Application Note AS-300: Automated Enrichment and Clean Up of Water Samples for Analysis of PFAS
Per- and polyfluoroalkyl substances (PFAS) are a group of man-made chemicals that have been widely used in a variety of industrial and consumer products since the 1950s. These chemicals are known for their ability to resist heat, water, and oil, which is why they are commonly used in non-stick cookware, waterproof clothing, and firefighting foam.
Recent studies have found that PFAS can have negative effects on human health and the environment. These chemicals are known to be persistent, meaning they do not break down easily in the environment, and due to the hydrophobic nature of many of these chemicals they are able to bioaccumulate through the food chain.
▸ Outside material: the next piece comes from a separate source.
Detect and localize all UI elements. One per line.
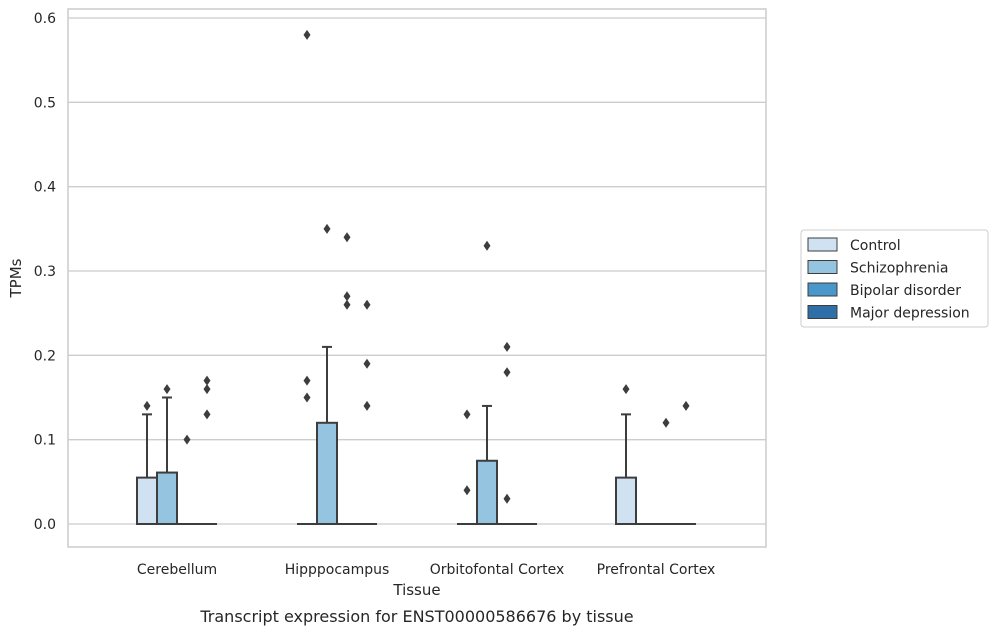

Studies have linked exposure to PFAS to a variety of health issues, including cancer, thyroid disease, and developmental delays in children.
Given the potential health and environmental risks associated with PFAS, the Stockholm convention has regulated the use of perfluorooctane sulfonic acid (PFOS) and perfluorooctanoic acid (PFOA). The European chemical agency (ECHA) on 13 January 2023 received a proposal for further restrictions from five member states to cover a wider range of PFAS chemicals.
In order to comply with regulations and guidelines water authorities are looking to analyse samples to ensure safe levels in drinking water. This is typically done using LC-MS/MS analysis. Low ng/L levels can be detected by direct injection of water using high end LC-MS/MS instruments, but these come with a relatively high price and does not allow any clean-up of samples so potentially reducing the lifetime of analytical columns.
At Element Cambridge we developed an automated method on a GERSTEL multipurpose sampler (MPS) utilising smart SPE (solid phase extraction), to both clean-up and enrich a variety of water types and sources. This method allows sub 1 ng/L limits of detection for a wide range of PFAS analytes. Thanks to the enrichment this method reduces the impact of sources of contamination associated with the analysis and allows low level detection on lower specification LC-MS/MS instruments.